A report recommending the reclassification has already been approved by the Galashiels Common Good Fund Sub-Committee, comprising the town’s four elected members on SBC, and now awaits ratification by the full council.

With regard to Bank Street Gardens, gifted by the proprietors of neighbouring properties, the report noted: “The gift was for the purpose of a town council scheme of improvement and some donors stipulated it was a condition of gift that the ground was to be permanently used as open space.

“In the absence of any statutory purpose on the part of this council, the ground should be categorised as being common good.” More cut and dried is the rightful ownership of the golf course and the adjoining woodland, car park, recreation ground and Glen Park, the report conceding that the Ladhope bequest of 1945 states clearly that the land should be “held in trust for the community of Galashiels as part of the common good of the same burgh”.

Old Gala House, a museum, gallery and meeting place, was gifted in 1975 to the burgh by Galashiels Art Club “for the benefit of the public of Galashiels”.

Apart from The Mercat Cross, which dates back to the town’s charter of 1559, historic landmarks with no book value – the Sir Walter Scott statue (acquired in 1932) and the Old Town Cemetery in Church Street (gifted to the burgh in 1955) – will be included in the transfer. Other assets identified in the review as being part of the Common Good are the playground at the corner of Leabrae and Woodside Place (1933), the amenity ground at Halliburton Place (1931) and a small area of the Netherdale playing fields (1951).

The reappraisal represents a boost for a fund which, at March 31 last year, had a cash balance of just £25,000 and no fixed assets – in contrast to the common good funds of Hawick and Selkirk which had tangible assets of £2.5m and £2m respectively and resultant large cash balances.

The report explained how in 2010, in response to “significant and continuing pressure from residents and others”, SBC had appointed a solicitor to review the titles of all properties it held in the region’s eight former burghs.

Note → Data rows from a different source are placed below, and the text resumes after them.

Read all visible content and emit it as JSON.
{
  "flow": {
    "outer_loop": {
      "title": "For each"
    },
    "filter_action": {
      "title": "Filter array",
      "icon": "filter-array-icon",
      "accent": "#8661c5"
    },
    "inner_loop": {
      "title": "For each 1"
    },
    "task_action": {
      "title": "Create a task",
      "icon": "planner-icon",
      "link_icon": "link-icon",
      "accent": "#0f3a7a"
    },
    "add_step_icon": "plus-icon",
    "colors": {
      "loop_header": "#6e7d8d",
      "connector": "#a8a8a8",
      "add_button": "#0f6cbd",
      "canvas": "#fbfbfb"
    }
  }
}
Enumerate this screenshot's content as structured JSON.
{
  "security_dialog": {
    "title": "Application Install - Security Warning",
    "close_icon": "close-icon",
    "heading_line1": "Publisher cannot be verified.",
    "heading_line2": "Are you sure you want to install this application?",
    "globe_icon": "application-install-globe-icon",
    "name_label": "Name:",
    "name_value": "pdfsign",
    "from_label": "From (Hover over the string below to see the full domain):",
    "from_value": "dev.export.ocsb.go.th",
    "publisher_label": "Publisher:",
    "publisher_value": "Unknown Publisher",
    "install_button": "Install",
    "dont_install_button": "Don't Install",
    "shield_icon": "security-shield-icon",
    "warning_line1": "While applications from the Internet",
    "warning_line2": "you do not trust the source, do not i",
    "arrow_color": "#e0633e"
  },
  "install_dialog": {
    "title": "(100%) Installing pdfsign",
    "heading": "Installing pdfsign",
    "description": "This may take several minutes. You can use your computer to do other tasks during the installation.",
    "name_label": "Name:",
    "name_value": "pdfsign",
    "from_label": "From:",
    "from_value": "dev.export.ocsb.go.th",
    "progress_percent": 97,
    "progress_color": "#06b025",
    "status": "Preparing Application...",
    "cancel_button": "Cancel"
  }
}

The Galashiels audit is the fourth to have been completed.

The report states: “All income from and expenditure relating to these assets will now rest with the Galashiels Common Good Fund and not with the general fund of the council.” Although the administration of common good funds is currently vested in the trusteeship of the 34-elected members of SBC, a new Community Empowerment Bill in Scotland is, if enacted, expected to extend control to community representatives of the former burghs.